元世界王者が「ほぼ完勝」から一転のKO負け―全ラウンドを支配していたはずの試合で、何が起きたのか

2026.2.4

ボクシングにおいて「判定目前からの逆転KO」は決して珍しい出来事ではない。

しかし、ここまで一方的に試合を支配していた選手が、

たった数十秒ですべてを失う光景はそう多くない。

2月2日(日本時間3日)、米ラスベガスで行われた

『Zuffa Boxing 2』ライトヘビー級10回戦。

元WBC世界同級王者オレクサンドル・グボジク(38=ウクライナ)は、明らかに勝利へと向かっていた。だが、その流れは7ラウンドに突如として断ち切られる。


 

対戦相手はセルビアのラディボジェ・カラジッチ(34)。

オッズでは明確なアンダードッグ。事前の評価でも、世界再挑戦を狙うグボジクの「通過点」と見る向きが大勢だった。

実際、試合内容もその見立てを裏切らなかった。
1回には右ストレートでダウンを奪い、4回にはボディショットで再びロープに沈める。スピード、距離感、試合運び。いずれも元王者が完全に上回っていた。

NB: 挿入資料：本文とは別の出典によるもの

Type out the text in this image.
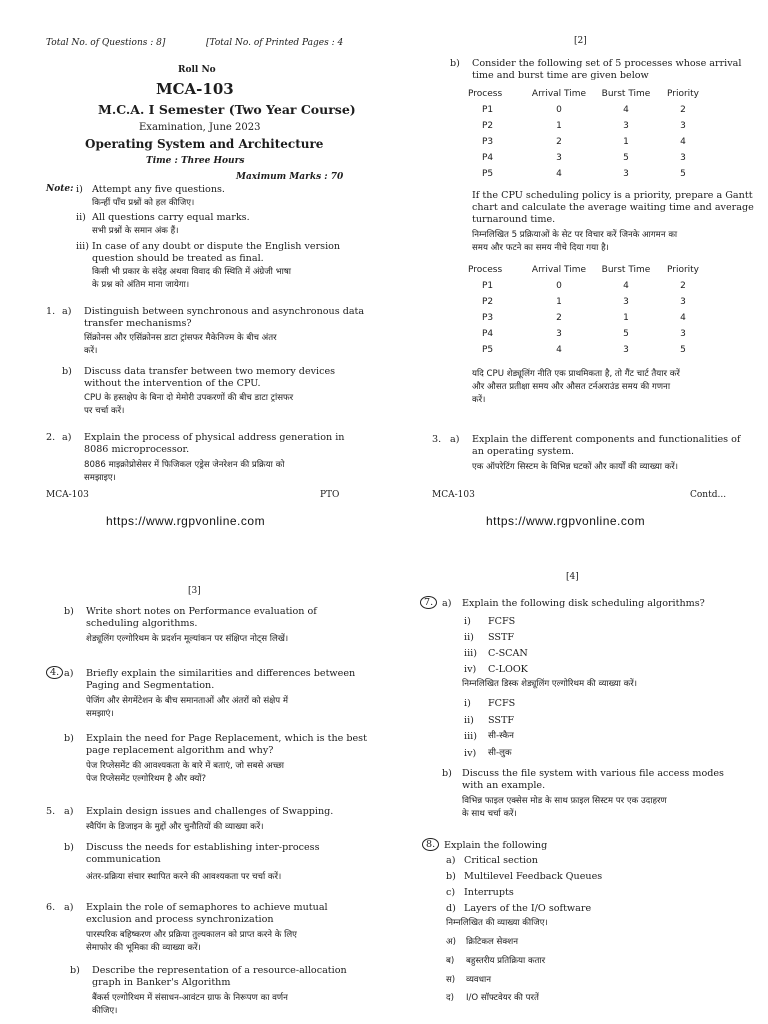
Total No. of Questions : 8]	[Total No. of Printed Pages : 4
Roll No
MCA-103
M.C.A. I Semester (Two Year Course)
Examination, June 2023
Operating System and Architecture
Time : Three Hours
Maximum Marks : 70
Note: i) Attempt any five questions.
किन्हीं पाँच प्रश्नों को हल कीजिए।
ii) All questions carry equal marks.
सभी प्रश्नों के समान अंक हैं।
iii) In case of any doubt or dispute the English version
question should be treated as final.
किसी भी प्रकार के संदेह अथवा विवाद की स्थिति में अंग्रेजी भाषा
के प्रश्न को अंतिम माना जायेगा।
1. a) Distinguish between synchronous and asynchronous data
transfer mechanisms?
सिंक्रोनस और एसिंक्रोनस डाटा ट्रांसफर मैकेनिज्म के बीच अंतर
करें।
b) Discuss data transfer between two memory devices
without the intervention of the CPU.
CPU के हस्तक्षेप के बिना दो मेमोरी उपकरणों की बीच डाटा ट्रांसफर
पर चर्चा करें।
2. a) Explain the process of physical address generation in
8086 microprocessor.
8086 माइक्रोप्रोसेसर में फिजिकल एड्रेस जेनरेशन की प्रक्रिया को
समझाइए।
MCA-103	PTO
https://www.rgpvonline.com
[2]
b) Consider the following set of 5 processes whose arrival
time and burst time are given below
Process	Arrival Time	Burst Time	Priority
P1	0	4	2
P2	1	3	3
P3	2	1	4
P4	3	5	3
P5	4	3	5
If the CPU scheduling policy is a priority, prepare a Gantt
chart and calculate the average waiting time and average
turnaround time.
निम्नलिखित 5 प्रक्रियाओं के सेट पर विचार करें जिनके आगमन का
समय और फटने का समय नीचे दिया गया है।
Process	Arrival Time	Burst Time	Priority
P1	0	4	2
P2	1	3	3
P3	2	1	4
P4	3	5	3
P5	4	3	5
यदि CPU शेड्यूलिंग नीति एक प्राथमिकता है, तो गैंट चार्ट तैयार करें
और औसत प्रतीक्षा समय और औसत टर्नअराउंड समय की गणना
करें।
3. a) Explain the different components and functionalities of
an operating system.
एक ऑपरेटिंग सिस्टम के विभिन्न घटकों और कार्यों की व्याख्या करें।
MCA-103	Contd...
https://www.rgpvonline.com
[3]
b) Write short notes on Performance evaluation of
scheduling algorithms.
शेड्यूलिंग एल्गोरिथम के प्रदर्शन मूल्यांकन पर संक्षिप्त नोट्स लिखें।
4. a) Briefly explain the similarities and differences between
Paging and Segmentation.
पेजिंग और सेगमेंटेशन के बीच समानताओं और अंतरों को संक्षेप में
समझाएं।
b) Explain the need for Page Replacement, which is the best
page replacement algorithm and why?
पेज रिप्लेसमेंट की आवश्यकता के बारे में बताएं, जो सबसे अच्छा
पेज रिप्लेसमेंट एल्गोरिथम है और क्यों?
5. a) Explain design issues and challenges of Swapping.
स्वैपिंग के डिजाइन के मुद्दों और चुनौतियों की व्याख्या करें।
b) Discuss the needs for establishing inter-process
communication
अंतर-प्रक्रिया संचार स्थापित करने की आवश्यकता पर चर्चा करें।
6. a) Explain the role of semaphores to achieve mutual
exclusion and process synchronization
पारस्परिक बहिष्करण और प्रक्रिया तुल्यकालन को प्राप्त करने के लिए
सेमाफोर की भूमिका की व्याख्या करें।
b) Describe the representation of a resource-allocation
graph in Banker's Algorithm
बैंकर्स एल्गोरिथम में संसाधन-आवंटन ग्राफ के निरूपण का वर्णन
कीजिए।
[4]
7. a) Explain the following disk scheduling algorithms?
i) FCFS
ii) SSTF
iii) C-SCAN
iv) C-LOOK
निम्नलिखित डिस्क शेड्यूलिंग एल्गोरिथम की व्याख्या करें।
i) FCFS
ii) SSTF
iii) सी-स्कैन
iv) सी-लुक
b) Discuss the file system with various file access modes
with an example.
विभिन्न फाइल एक्सेस मोड के साथ फ़ाइल सिस्टम पर एक उदाहरण
के साथ चर्चा करें।
8. Explain the following
a) Critical section
b) Multilevel Feedback Queues
c) Interrupts
d) Layers of the I/O software
निम्नलिखित की व्याख्या कीजिए।
अ) क्रिटिकल सेक्शन
ब) बहुस्तरीय प्रतिक्रिया कतार
स) व्यवधान
द) I/O सॉफ्टवेयर की परतें
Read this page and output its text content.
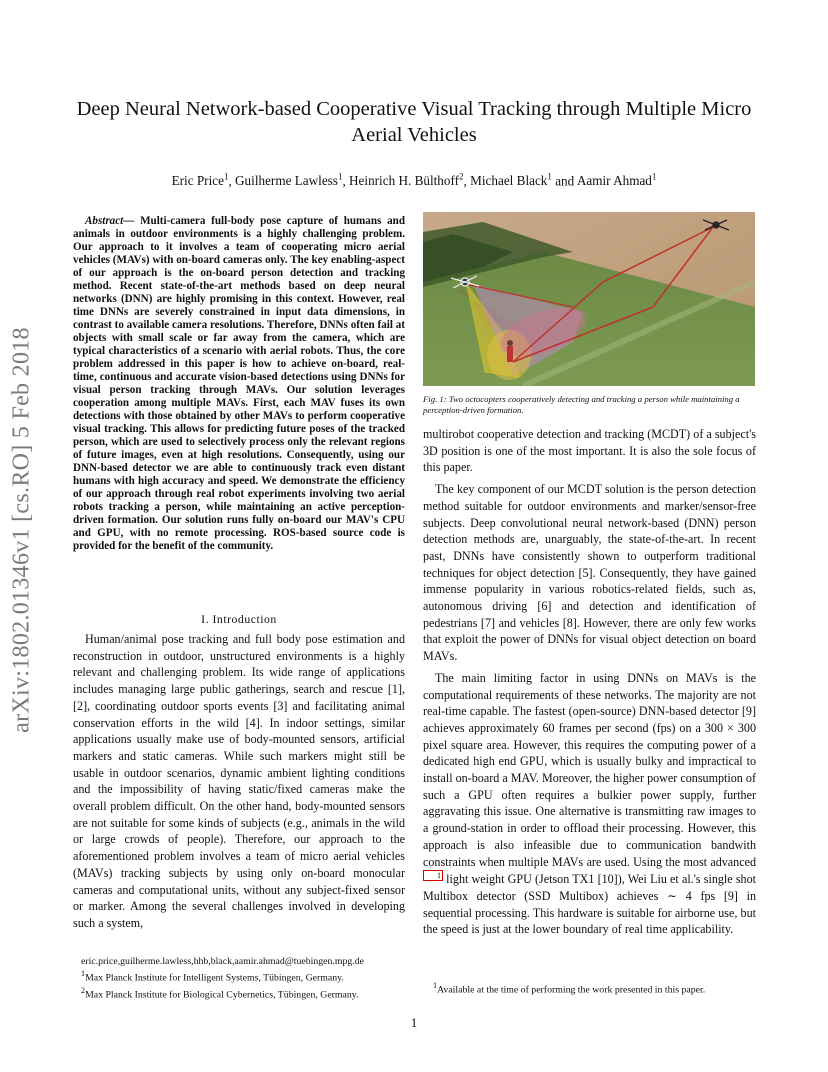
arXiv:1802.01346v1 [cs.RO] 5 Feb 2018
Deep Neural Network-based Cooperative Visual Tracking through Multiple Micro Aerial Vehicles
Eric Price$^1$, Guilherme Lawless$^1$, Heinrich H. Bülthoff$^2$, Michael Black$^1$ and Aamir Ahmad$^1$
Abstract— Multi-camera full-body pose capture of humans and animals in outdoor environments is a highly challenging problem. Our approach to it involves a team of cooperating micro aerial vehicles (MAVs) with on-board cameras only. The key enabling-aspect of our approach is the on-board person detection and tracking method. Recent state-of-the-art methods based on deep neural networks (DNN) are highly promising in this context. However, real time DNNs are severely constrained in input data dimensions, in contrast to available camera resolutions. Therefore, DNNs often fail at objects with small scale or far away from the camera, which are typical characteristics of a scenario with aerial robots. Thus, the core problem addressed in this paper is how to achieve on-board, real-time, continuous and accurate vision-based detections using DNNs for visual person tracking through MAVs. Our solution leverages cooperation among multiple MAVs. First, each MAV fuses its own detections with those obtained by other MAVs to perform cooperative visual tracking. This allows for predicting future poses of the tracked person, which are used to selectively process only the relevant regions of future images, even at high resolutions. Consequently, using our DNN-based detector we are able to continuously track even distant humans with high accuracy and speed. We demonstrate the efficiency of our approach through real robot experiments involving two aerial robots tracking a person, while maintaining an active perception-driven formation. Our solution runs fully on-board our MAV's CPU and GPU, with no remote processing. ROS-based source code is provided for the benefit of the community.
I. Introduction

Human/animal pose tracking and full body pose estimation and reconstruction in outdoor, unstructured environments is a highly relevant and challenging problem. Its wide range of applications includes managing large public gatherings, search and rescue [1], [2], coordinating outdoor sports events [3] and facilitating animal conservation efforts in the wild [4]. In indoor settings, similar applications usually make use of body-mounted sensors, artificial markers and static cameras. While such markers might still be usable in outdoor scenarios, dynamic ambient lighting conditions and the impossibility of having static/fixed cameras make the overall problem difficult. On the other hand, body-mounted sensors are not suitable for some kinds of subjects (e.g., animals in the wild or large crowds of people). Therefore, our approach to the aforementioned problem involves a team of micro aerial vehicles (MAVs) tracking subjects by using only on-board monocular cameras and computational units, without any subject-fixed sensor or marker. Among the several challenges involved in developing such a system,

Fig. 1: Two octocopters cooperatively detecting and tracking a person while maintaining a perception-driven formation.

multirobot cooperative detection and tracking (MCDT) of a subject's 3D position is one of the most important. It is also the sole focus of this paper.

The key component of our MCDT solution is the person detection method suitable for outdoor environments and marker/sensor-free subjects. Deep convolutional neural network-based (DNN) person detection methods are, unarguably, the state-of-the-art. In recent past, DNNs have consistently shown to outperform traditional techniques for object detection [5]. Consequently, they have gained immense popularity in various robotics-related fields, such as, autonomous driving [6] and detection and identification of pedestrians [7] and vehicles [8]. However, there are only few works that exploit the power of DNNs for visual object detection on board MAVs.

The main limiting factor in using DNNs on MAVs is the computational requirements of these networks. The majority are not real-time capable. The fastest (open-source) DNN-based detector [9] achieves approximately 60 frames per second (fps) on a 300 × 300 pixel square area. However, this requires the computing power of a dedicated high end GPU, which is usually bulky and impractical to install on-board a MAV. Moreover, the higher power consumption of such a GPU often requires a bulkier power supply, further aggravating this issue. One alternative is transmitting raw images to a ground-station in order to offload their processing. However, this approach is also infeasible due to communication bandwith constraints when multiple MAVs are used. Using the most advanced1 light weight GPU (Jetson TX1 [10]), Wei Liu et al.'s single shot Multibox detector (SSD Multibox) achieves ∼ 4 fps [9] in sequential processing. This hardware is suitable for airborne use, but the speed is just at the lower boundary of real time applicability.

eric.price,guilherme.lawless,hhb,black,aamir.ahmad@tuebingen.mpg.de
$^1$Max Planck Institute for Intelligent Systems, Tübingen, Germany.
$^2$Max Planck Institute for Biological Cybernetics, Tübingen, Germany.
$^1$Available at the time of performing the work presented in this paper.
1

6回終了時点の採点は、1人のジャッジが1ラウンドをカラジッチにつけただけで、ほぼフルマーク。勝敗はもはや時間の問題―そう思われていた。

 

しかし7回、状況は一変する。
コーナーから「右を打て」と送り出されたカラジッチが、初めて明確に踏み込んだ右ストレートをヒットさせる。グボジクの動きが止まり、続く追撃の右でダウン。立ち上がったものの、さらに右を浴びると、体が宙を舞うようにマットで一回転した。

リング中央からコーナーまで後退するほどのダメージを見たレフェリーは、

2分47秒で試合を止めた。

SNSでは「WHAT JUST HAPPENED(何が起きた)」という公式投稿が拡散され、「60―52から負けるなんて」「これがボクシングだ」と衝撃と困惑の声が相次いだ。

この敗戦は、単なる“油断”では片付けられない。
38歳という年齢、世界王座から遠ざかって以降のキャリア、そして「勝ちに行く試合」で見せた一瞬の隙。世界再挑戦を現実的な目標としていたグボジクにとって、このKO負けがもたらすダメージは計り知れない。

一方のカラジッチは、2度の世界挑戦失敗を経て、なお諦めなかった。

「自分を信じろ。ジャブの後に右を打てと言われ、その通りにした」。

その言葉どおり、たった一発がボクシング・キャリアをバズらせる結果を残した。